第5章 花酔ひ
菖蒲が目を覚ましたのは、それからしばらくして、月が
煌々と世間を照らすような時間だった。
「松乃さん....。」
「こんばんわ。お目覚めになりましたね。」
松乃はいつもよりも慈愛色のつよい笑みを浮かべどこか嬉しそうな様子だ。
「童磨様は講話の間におります。童磨様に命じられてこちらの部屋に呼ばれ、お目覚めをお待ちしておりました。」
”こちらの部屋”と言われて、部屋が先ほどと違ったところにいる事に初めて気づいた。辺りを見回すと、初めてここに来た時に通された応接の間とも違う。
「あの、こちらの部屋は?」
「童磨様の普段の生活されているお部屋でございます。わたしもこちらのお部屋は見ることはあっても入る事は初めてなのです。
とても、霧滝様がお大事なのでしょう。眠られたままこちらにも運んでこられたようですし、わたしに任せて出ていかれる時も名残惜しそうに何度も頬を撫でられて....。
そのときの童磨さまと言ったらもう....。」
うっとりした様子で少女のようにはしゃいで色々話し始める松乃の言葉に羞恥心から顔が熱くなるのを感じた。
事後だと知ったうえでこうなっているというのを知っているであろう口ぶりにも、いたたまれなくなり、いっその事穴に入ってしまいたい。

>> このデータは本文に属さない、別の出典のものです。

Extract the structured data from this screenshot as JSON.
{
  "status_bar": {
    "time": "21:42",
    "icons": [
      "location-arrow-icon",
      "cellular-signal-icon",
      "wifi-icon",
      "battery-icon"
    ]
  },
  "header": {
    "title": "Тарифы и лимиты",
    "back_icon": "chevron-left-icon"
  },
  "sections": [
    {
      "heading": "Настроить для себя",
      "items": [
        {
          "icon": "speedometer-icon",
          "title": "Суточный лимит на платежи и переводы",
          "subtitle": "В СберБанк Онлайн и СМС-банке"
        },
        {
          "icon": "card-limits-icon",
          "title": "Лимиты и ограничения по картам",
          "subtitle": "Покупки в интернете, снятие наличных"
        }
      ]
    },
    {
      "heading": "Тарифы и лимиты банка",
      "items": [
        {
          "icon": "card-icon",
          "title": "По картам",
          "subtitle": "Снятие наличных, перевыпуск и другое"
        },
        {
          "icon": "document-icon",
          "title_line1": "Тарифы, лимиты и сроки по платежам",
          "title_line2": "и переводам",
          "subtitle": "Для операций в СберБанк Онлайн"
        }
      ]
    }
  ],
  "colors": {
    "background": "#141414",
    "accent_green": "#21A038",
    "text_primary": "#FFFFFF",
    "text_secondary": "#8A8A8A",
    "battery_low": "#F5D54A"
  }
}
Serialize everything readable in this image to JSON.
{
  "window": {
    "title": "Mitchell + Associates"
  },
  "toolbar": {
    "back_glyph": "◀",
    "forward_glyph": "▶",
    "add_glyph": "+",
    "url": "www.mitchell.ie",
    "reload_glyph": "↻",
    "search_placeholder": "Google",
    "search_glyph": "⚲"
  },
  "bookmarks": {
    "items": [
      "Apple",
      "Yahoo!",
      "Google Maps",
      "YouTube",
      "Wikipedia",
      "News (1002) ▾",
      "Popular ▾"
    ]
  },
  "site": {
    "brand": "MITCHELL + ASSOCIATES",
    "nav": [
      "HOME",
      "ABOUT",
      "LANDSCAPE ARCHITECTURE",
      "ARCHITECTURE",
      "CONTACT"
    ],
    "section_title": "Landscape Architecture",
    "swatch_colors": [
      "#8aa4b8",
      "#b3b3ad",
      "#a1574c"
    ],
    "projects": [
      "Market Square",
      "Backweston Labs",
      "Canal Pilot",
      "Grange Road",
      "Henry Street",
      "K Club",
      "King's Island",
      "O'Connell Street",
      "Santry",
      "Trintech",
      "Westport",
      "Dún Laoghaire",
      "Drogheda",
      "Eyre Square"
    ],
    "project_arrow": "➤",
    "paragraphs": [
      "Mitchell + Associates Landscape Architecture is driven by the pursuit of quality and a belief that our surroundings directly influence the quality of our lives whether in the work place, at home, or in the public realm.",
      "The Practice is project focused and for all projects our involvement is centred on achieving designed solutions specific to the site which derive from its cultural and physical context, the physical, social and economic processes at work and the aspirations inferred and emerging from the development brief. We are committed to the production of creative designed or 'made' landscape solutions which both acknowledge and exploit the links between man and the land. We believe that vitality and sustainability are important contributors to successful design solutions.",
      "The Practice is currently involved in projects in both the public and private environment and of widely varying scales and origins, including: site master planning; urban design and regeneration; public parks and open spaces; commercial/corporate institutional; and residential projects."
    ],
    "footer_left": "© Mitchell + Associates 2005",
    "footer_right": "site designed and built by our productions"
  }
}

からかいの気持ちも込めてはしゃいでいた松乃だったが、その様子を娘を見るような暖かい眼差しでそっと見つめた。
「有難うございます。」
少しの沈黙の後、唐突にそう頭を下げた松乃に、戸惑いの様子を見せた。
「え...?」
「これまで、童磨様は心から感情を感じることがなかったのです。それは霧滝様もご存じでしたでしょうが。
あなたがここへ来られるようになってから、ご表情に暖かさが感じられるようになることも増えて、教団の者たちの雰囲気もいささか良い方になりつつあります。一部、霧滝様に嫉妬心を燃やす者もおりますが、多くの者が霧滝様に感謝されてるのですよ。」
「松乃はできる限り、霧滝様に、こちらに長く通っていただきたいと思っております。」
改まってそう願う松乃も二人の障壁の多さを感じて、応援はしても二人の境遇に自分が手助けできることが少ないということを悟っているのだろうか。